Teknoloji becerilerine yönelik artan talebin yanı sıra, yeni gelişen teknolojilerin, bilhassa de suni zekânın tesirinin, çeşitli roller üstünde mühim bir etkiye haiz olması planlanıyor. Suni zekâ 2023’te fazlaca popülerdi ve bu eğilimin 2024’e kadar değişmesi pek mümkün görünmüyor. Suni zekânın benimsenmesinde, söyleşi robotlarından makine öğrenimine, birçok sürece gömülü ve perde arkasında çalışan otomasyona kadar coşku verici bir gelişme görmeyi bekleyebiliriz. Bu yüzden ekipleri suni zekâyı iyi mi kullanacakları mevzusunda cesaretlendirmek ve eğitmek gerekecek.
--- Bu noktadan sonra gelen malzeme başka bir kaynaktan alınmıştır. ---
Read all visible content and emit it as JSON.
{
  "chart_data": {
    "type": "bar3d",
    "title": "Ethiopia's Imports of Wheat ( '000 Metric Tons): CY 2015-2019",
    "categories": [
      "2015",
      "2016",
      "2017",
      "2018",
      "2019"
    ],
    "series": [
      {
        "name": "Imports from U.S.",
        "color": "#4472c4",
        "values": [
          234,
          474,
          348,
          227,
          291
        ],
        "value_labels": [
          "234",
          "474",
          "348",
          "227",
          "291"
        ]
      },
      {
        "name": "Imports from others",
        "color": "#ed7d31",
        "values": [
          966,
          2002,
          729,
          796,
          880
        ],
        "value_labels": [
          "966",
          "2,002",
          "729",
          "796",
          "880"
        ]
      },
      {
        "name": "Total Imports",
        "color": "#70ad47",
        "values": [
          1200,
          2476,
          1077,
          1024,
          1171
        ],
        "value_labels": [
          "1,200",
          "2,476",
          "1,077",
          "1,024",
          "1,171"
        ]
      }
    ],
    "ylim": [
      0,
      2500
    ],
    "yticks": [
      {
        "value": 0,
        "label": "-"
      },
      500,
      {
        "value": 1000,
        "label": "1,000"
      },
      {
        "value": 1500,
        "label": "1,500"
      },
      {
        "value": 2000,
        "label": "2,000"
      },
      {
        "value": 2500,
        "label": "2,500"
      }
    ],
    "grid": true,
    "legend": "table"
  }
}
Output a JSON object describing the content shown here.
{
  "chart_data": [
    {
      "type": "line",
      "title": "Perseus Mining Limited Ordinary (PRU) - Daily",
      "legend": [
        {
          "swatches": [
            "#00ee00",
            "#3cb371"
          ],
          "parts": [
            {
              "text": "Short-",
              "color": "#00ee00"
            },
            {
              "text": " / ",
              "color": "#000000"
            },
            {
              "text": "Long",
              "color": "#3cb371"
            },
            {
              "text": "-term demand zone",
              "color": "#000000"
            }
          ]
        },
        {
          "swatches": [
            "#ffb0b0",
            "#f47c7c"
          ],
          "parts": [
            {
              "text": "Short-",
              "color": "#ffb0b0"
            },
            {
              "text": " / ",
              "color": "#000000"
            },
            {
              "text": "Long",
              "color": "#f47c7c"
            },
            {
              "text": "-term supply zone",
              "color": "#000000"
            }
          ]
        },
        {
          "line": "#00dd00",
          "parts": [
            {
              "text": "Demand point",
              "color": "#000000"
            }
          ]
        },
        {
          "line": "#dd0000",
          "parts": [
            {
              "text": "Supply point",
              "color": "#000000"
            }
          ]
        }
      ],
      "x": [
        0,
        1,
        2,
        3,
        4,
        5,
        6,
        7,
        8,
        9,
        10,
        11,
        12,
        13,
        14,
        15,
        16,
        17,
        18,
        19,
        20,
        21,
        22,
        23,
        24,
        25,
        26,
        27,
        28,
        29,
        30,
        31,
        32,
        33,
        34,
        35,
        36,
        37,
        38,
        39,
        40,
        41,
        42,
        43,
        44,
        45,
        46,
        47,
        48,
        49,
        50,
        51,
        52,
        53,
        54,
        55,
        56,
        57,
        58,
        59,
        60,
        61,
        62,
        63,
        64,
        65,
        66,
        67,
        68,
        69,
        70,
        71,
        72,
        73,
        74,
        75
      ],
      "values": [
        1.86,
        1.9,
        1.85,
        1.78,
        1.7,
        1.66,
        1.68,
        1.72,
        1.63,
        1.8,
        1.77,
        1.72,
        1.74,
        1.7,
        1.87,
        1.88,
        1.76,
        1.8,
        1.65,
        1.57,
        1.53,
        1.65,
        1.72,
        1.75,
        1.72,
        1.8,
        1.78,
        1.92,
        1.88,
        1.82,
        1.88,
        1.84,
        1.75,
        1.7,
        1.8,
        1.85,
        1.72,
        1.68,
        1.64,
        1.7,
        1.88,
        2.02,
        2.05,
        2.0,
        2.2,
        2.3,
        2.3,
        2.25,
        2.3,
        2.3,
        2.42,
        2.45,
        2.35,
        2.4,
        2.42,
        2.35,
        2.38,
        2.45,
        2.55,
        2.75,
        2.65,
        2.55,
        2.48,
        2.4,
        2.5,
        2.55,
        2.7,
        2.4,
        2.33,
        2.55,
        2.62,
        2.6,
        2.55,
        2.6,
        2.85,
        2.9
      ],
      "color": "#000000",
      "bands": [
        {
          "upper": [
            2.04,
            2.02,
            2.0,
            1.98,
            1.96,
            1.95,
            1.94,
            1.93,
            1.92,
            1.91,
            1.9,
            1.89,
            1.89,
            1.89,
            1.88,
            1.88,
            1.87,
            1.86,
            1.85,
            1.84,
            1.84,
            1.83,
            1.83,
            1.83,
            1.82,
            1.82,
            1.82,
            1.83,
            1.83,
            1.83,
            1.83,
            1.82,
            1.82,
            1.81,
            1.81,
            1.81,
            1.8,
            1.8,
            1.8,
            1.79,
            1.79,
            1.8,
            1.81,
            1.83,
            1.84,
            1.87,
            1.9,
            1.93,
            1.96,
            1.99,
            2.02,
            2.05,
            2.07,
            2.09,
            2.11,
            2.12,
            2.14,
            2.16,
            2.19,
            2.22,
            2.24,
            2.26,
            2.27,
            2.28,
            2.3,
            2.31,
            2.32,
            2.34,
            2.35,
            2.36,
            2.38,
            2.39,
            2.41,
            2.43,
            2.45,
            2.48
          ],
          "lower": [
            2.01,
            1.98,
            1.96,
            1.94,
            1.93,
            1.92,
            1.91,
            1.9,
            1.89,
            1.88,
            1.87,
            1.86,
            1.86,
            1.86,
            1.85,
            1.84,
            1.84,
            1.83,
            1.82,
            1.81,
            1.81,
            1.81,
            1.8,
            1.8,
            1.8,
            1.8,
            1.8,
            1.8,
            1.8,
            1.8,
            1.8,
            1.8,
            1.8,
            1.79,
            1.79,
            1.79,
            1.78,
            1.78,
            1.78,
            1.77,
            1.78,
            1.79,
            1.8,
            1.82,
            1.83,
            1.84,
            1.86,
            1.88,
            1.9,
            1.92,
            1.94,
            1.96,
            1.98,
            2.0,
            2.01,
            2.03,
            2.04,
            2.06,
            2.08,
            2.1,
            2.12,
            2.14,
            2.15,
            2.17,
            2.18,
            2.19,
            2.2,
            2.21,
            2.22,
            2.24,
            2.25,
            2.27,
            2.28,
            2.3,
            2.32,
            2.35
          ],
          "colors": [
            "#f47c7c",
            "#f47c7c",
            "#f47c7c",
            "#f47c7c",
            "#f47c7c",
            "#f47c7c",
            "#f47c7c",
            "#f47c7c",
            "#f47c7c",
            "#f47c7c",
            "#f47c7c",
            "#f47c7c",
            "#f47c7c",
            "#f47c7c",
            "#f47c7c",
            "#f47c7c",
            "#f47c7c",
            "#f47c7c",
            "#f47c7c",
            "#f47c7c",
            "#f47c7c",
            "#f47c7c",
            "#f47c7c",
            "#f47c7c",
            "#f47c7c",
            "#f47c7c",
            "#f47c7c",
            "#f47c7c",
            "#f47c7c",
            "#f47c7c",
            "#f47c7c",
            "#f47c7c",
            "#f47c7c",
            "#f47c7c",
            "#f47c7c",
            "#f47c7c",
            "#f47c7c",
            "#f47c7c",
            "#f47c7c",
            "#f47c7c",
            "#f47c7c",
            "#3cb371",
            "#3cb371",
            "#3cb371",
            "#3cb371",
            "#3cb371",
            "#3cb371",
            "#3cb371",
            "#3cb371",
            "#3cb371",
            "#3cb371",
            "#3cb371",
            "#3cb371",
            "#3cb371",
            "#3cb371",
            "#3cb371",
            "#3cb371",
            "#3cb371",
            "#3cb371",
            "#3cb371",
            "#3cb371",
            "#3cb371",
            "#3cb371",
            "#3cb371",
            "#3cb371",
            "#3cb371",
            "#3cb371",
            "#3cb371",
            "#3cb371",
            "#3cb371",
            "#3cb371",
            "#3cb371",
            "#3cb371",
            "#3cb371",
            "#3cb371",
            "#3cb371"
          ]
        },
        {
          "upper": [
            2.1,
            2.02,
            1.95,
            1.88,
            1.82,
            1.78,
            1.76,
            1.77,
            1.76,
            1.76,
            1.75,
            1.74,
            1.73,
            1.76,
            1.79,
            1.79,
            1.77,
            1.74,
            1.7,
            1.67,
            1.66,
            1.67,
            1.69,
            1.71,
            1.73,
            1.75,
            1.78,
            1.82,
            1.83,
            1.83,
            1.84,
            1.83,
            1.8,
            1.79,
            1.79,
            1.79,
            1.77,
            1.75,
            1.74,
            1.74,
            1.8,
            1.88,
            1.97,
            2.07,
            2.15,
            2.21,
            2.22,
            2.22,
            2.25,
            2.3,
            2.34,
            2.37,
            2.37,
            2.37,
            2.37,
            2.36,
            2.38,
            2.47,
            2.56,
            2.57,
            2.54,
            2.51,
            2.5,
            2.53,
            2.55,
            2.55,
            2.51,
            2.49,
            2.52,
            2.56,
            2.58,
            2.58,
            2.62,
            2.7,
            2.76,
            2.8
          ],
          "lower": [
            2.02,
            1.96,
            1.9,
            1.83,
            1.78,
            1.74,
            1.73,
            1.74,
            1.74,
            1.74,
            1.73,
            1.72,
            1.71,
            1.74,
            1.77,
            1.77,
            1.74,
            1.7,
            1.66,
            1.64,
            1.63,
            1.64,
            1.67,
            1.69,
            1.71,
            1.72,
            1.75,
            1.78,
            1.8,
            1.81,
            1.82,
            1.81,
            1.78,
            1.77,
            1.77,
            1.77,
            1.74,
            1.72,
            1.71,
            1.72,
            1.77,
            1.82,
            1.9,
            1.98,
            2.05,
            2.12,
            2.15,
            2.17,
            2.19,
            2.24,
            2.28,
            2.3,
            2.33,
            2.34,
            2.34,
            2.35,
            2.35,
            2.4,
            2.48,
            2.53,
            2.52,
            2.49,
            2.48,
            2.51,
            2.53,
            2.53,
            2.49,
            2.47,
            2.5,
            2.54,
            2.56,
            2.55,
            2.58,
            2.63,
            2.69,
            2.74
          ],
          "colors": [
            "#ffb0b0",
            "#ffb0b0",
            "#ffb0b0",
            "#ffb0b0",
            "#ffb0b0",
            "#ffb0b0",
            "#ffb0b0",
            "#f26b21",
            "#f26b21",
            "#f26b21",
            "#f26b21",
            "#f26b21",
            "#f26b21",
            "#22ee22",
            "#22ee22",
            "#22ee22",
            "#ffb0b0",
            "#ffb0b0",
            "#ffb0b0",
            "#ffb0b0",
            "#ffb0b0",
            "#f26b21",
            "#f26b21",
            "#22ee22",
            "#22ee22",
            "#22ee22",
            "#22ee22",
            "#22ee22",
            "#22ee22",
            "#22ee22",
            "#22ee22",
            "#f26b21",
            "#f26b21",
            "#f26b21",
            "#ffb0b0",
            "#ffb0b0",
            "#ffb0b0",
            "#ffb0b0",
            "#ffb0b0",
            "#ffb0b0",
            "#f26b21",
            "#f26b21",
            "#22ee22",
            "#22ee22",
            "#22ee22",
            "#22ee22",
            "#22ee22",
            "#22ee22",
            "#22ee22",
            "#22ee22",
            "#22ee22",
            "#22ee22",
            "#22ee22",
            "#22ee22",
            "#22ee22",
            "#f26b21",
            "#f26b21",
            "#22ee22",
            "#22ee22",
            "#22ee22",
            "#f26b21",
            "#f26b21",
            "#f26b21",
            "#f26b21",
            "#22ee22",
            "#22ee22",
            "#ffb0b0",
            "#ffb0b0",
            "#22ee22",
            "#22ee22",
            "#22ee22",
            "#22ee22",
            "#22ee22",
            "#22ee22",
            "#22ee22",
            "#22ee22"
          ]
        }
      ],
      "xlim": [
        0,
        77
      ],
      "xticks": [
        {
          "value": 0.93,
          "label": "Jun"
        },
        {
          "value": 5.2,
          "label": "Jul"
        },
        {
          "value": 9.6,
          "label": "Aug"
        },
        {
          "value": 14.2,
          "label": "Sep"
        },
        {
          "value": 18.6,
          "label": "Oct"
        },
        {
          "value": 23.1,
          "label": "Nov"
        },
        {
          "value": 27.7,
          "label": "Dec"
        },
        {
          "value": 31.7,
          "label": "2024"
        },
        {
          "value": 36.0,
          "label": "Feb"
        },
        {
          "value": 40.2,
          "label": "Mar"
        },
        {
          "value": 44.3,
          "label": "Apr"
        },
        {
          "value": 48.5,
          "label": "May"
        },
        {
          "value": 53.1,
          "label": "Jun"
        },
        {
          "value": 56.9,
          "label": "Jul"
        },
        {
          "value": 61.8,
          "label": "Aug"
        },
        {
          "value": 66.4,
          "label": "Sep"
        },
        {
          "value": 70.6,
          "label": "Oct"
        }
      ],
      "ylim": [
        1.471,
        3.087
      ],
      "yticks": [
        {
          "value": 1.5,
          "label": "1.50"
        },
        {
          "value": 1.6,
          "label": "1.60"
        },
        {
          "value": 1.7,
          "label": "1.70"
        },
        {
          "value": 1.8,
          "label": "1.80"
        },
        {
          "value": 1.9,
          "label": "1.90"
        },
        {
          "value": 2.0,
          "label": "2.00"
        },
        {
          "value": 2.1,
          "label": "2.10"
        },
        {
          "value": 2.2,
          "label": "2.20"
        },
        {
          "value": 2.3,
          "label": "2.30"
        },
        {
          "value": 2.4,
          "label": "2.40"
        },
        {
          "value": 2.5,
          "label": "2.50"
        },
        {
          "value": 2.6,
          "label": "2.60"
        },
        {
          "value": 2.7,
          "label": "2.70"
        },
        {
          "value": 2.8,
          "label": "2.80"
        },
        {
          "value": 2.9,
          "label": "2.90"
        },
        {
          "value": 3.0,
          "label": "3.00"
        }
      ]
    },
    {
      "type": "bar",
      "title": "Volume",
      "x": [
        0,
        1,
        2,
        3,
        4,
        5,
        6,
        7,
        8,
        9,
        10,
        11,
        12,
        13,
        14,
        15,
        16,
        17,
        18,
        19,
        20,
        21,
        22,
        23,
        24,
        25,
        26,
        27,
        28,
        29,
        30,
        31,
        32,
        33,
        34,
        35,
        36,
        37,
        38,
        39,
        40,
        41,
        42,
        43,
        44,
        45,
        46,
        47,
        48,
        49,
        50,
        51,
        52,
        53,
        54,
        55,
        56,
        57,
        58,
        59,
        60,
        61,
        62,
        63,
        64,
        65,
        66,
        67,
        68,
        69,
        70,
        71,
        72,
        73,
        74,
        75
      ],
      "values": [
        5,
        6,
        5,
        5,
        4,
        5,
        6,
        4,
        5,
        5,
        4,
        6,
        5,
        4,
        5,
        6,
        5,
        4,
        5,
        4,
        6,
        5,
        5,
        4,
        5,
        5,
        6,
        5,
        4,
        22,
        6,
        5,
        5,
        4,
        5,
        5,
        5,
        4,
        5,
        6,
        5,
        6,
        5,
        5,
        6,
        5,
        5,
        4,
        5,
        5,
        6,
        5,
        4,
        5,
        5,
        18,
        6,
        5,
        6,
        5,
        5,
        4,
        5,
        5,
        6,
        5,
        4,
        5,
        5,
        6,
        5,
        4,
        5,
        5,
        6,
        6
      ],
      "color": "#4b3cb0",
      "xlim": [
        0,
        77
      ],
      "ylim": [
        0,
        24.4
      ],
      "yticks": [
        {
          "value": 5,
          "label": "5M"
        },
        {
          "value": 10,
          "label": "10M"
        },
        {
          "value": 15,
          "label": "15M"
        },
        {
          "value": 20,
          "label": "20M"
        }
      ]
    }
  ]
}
8. Çevresel sürdürülebilirliğe vurgunun artması

Sürdürülebilirlik bir tek moda bir kelime değildir; dünya çapındaki işletmeler için temel bir kıymet haline geliyor. İnsan kaynaklarının sürdürülebilirlikteki görevi nispeten yeni olsa da firmalar iklim değişikliğinin zorluklarına uyum sağlamaya, işgücünün bilgili ve çevresel bozulmalara karşı hazırlıklı olmasına odaklanacak.

9. Tükenmişlikle savaşım edilmesi

Küresel ve mahalli pazardaki aksaklıklar sebebiyle daha da kötüleşen çalışan tükenmişliğinin 2024’te herhangi bir azalma emaresi göstermesi beklenmiyor. Bu yüzden sıhhatli yaşam programları, zihinsel sıhhat desteği ve esnek planlama uygulanarak çalışanların refahına öncelik vermek gerekecek. 2024’te iş yerindeki ruh sağlığı girişimlerine daha belirgin bir odaklanma umuyorum.

10. Gig ekonomisinin büyümeye devam etmesi

Çağdaş çağda, ağırlıklı olarak COVID-19’un şekillendirdiği değişen emek verme uygulamaları yardımıyla özgür meslek sahibi ve özgür çalışan benzer biçimde unvanlar yaygınlaşıyor. Çalışanlar daha esnek emek verme programları için 9’dan 5’e kadar emek vermeyi bırakıyor ve esnek iktisat hızla artıyor. Esnek ekonominin büyümesi kısa sürede durmayacak.

Geleceği görmenin zorluğu, görememenizdir. Dünün trendleri yarının trendleri hakkında ipuçları verebilse de aniden ortaya çıkan şeyler daima olacaktır. 2024, işletmeler için öngörülen küresel ekonomik zorluklar, harcama ve yatırım mevzusunda ihtiyatlı bir yaklaşımı gerektiriyor. Bununla beraber, bazı teknolojik ve toplumsal değişimlerin bir kenara bırakılamayacak kadar mühim olması planlanıyor.